Dopo aver corso nel 1970 in Formula 1 con una March privata, lo svedese partecipò contemporaneamente al campionato di Formula 2, in cui vinse il titolo.

Rimasto nella scuderia britannica anche nei due anni successivi, giunse secondo nel 1971, grazie ad una serie di podi. Nel 1972 non andò oltre un terzo posto in Germania e fu nono in classifica piloti. Nel 1973 si trasferì alla Lotus, dove conquistò 9 pole position e quattro Gran Premi, spesso risultando più veloce del suo compagno di squadra, il campione del mondo in carica Emerson Fittipaldi.

Nel 1974, pur con una Lotus in difficoltà a causa del fallimento del modello 76, Peterson riuscì a vincere altri 3 Gran Premi (Monaco, Francia e Italia) con il vecchio modello 72.

L’anno successivo le difficoltà economiche della Lotus (che schierava per il sesto anno consecutivo l’ormai sorpassato modello 72) non consentirono a Peterson alcun risultato di rilievo. Questo e altri motivi, tra cui il mancato pagamento di parte del compenso, indussero Peterson a ritornare alla March nel 1976, ma riuscì ad aggiudicarsi solo il GP d’Italia a Monza. Passò per due anni alla Tyrrell dove ottenne scarsi risultati. Nel GP del Giappone del 1977 tra l’altro venne tamponato da Villeneuve, la cui Ferrari  uscì di pista e uccise due spettatori che si trovavano in una zona vietata al pubblico.
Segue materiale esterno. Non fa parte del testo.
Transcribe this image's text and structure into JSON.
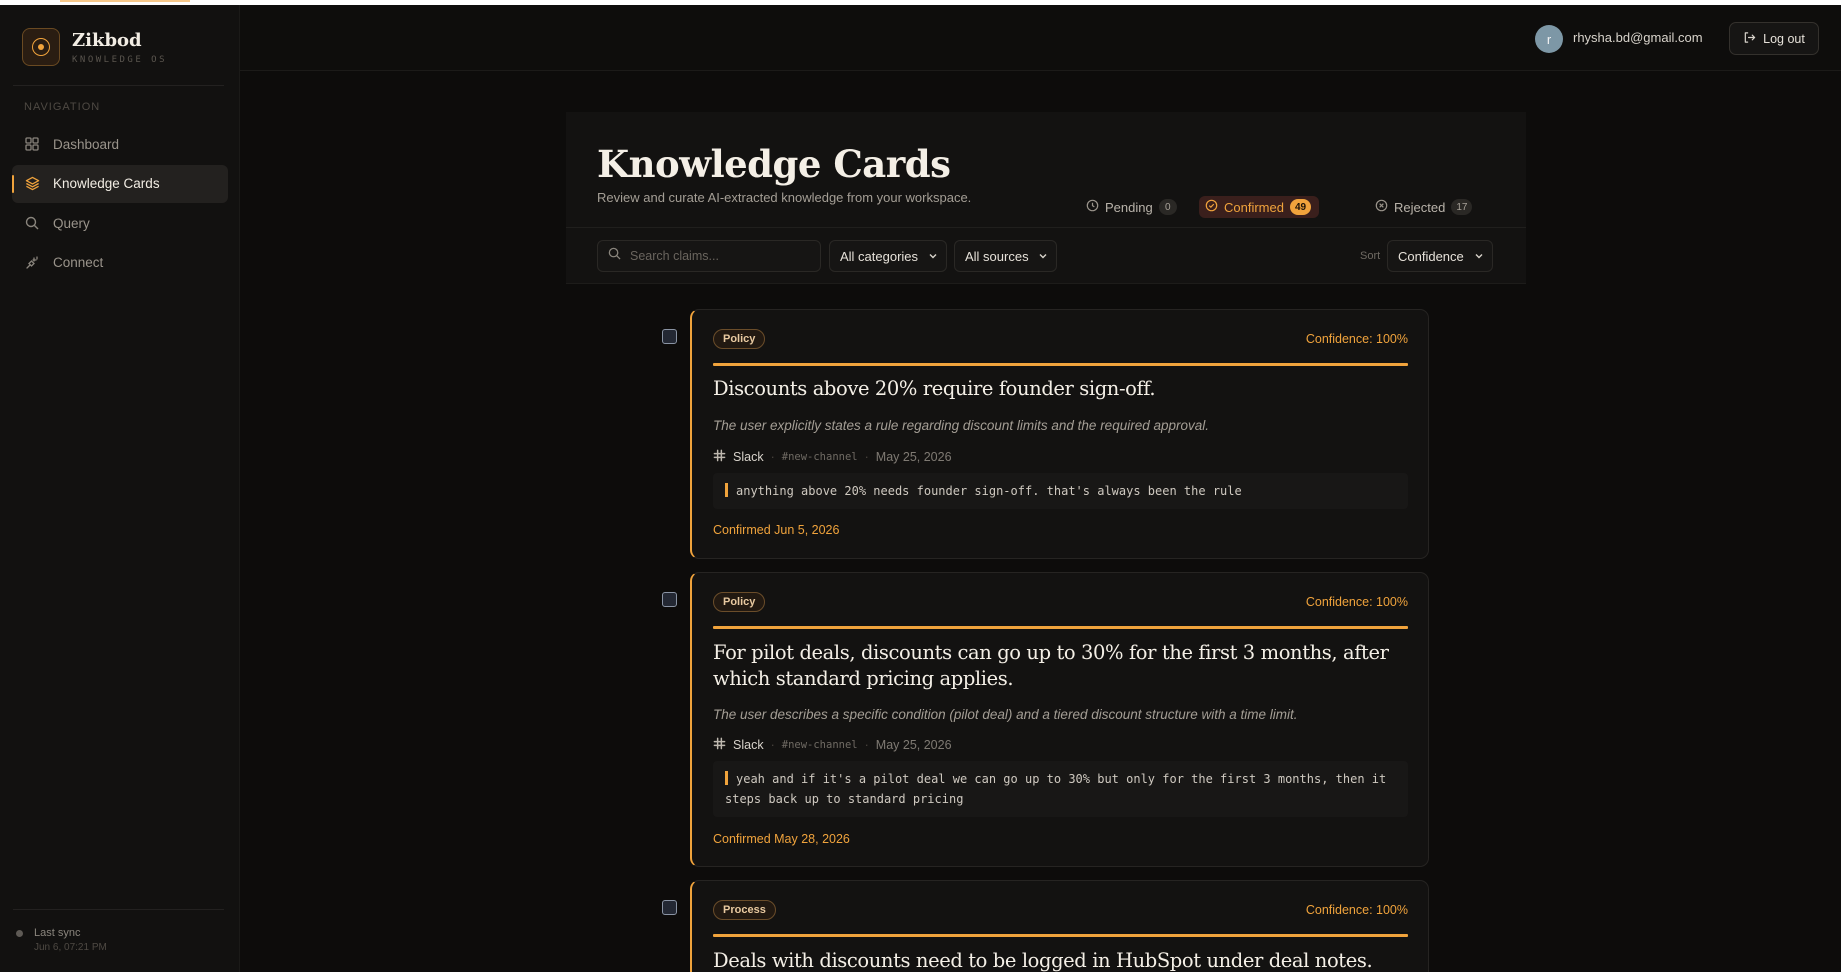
{
  "brand": {
    "name": "Zikbod",
    "subtitle": "KNOWLEDGE OS"
  },
  "nav": {
    "title": "NAVIGATION",
    "items": [
      {
        "label": "Dashboard",
        "icon": "grid-icon"
      },
      {
        "label": "Knowledge Cards",
        "icon": "layers-icon",
        "active": true
      },
      {
        "label": "Query",
        "icon": "search-icon"
      },
      {
        "label": "Connect",
        "icon": "plug-icon"
      }
    ]
  },
  "sync": {
    "label": "Last sync",
    "time": "Jun 6, 07:21 PM"
  },
  "user": {
    "initial": "r",
    "email": "rhysha.bd@gmail.com",
    "logout_label": "Log out"
  },
  "page": {
    "title": "Knowledge Cards",
    "subtitle": "Review and curate AI-extracted knowledge from your workspace."
  },
  "tabs": [
    {
      "label": "Pending",
      "count": "0",
      "icon": "clock-icon"
    },
    {
      "label": "Confirmed",
      "count": "49",
      "icon": "check-circle-icon",
      "active": true
    },
    {
      "label": "Rejected",
      "count": "17",
      "icon": "x-circle-icon"
    }
  ],
  "filters": {
    "search_placeholder": "Search claims...",
    "category": "All categories",
    "source": "All sources",
    "sort_label": "Sort",
    "sort_value": "Confidence"
  },
  "cards": [
    {
      "tag": "Policy",
      "confidence": "Confidence: 100%",
      "claim": "Discounts above 20% require founder sign-off.",
      "reason": "The user explicitly states a rule regarding discount limits and the required approval.",
      "source": "Slack",
      "channel": "#new-channel",
      "date": "May 25, 2026",
      "quote": "anything above 20% needs founder sign-off. that's always been the rule",
      "confirmed": "Confirmed Jun 5, 2026"
    },
    {
      "tag": "Policy",
      "confidence": "Confidence: 100%",
      "claim": "For pilot deals, discounts can go up to 30% for the first 3 months, after which standard pricing applies.",
      "reason": "The user describes a specific condition (pilot deal) and a tiered discount structure with a time limit.",
      "source": "Slack",
      "channel": "#new-channel",
      "date": "May 25, 2026",
      "quote": "yeah and if it's a pilot deal we can go up to 30% but only for the first 3 months, then it steps back up to standard pricing",
      "confirmed": "Confirmed May 28, 2026"
    },
    {
      "tag": "Process",
      "confidence": "Confidence: 100%",
      "claim": "Deals with discounts need to be logged in HubSpot under deal notes."
    }
  ],
  "colors": {
    "accent": "#f0a33c",
    "background": "#0d0c0b",
    "surface": "#131211"
  }
}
Tornato alla Lotus, nel corso della fatale stagione 1978, il talento di Ronnie Peterson venne imbrigliato da un contratto ‘capestro’ che lo costrinse al ruolo di seconda guida. Il rapporto con il patron della Lotus, Colin Chapman, andò così via via peggiorando fino a portare lo svedese a sottoscrivere un contratto con la McLaren per la stagione successiva. Poi, a Monza…

Ronnie Peterson (nella foto nella home page accanto al titolo in gara nel 1976 con la March) è sepolto nel cimitero di Orebro, in Svezia.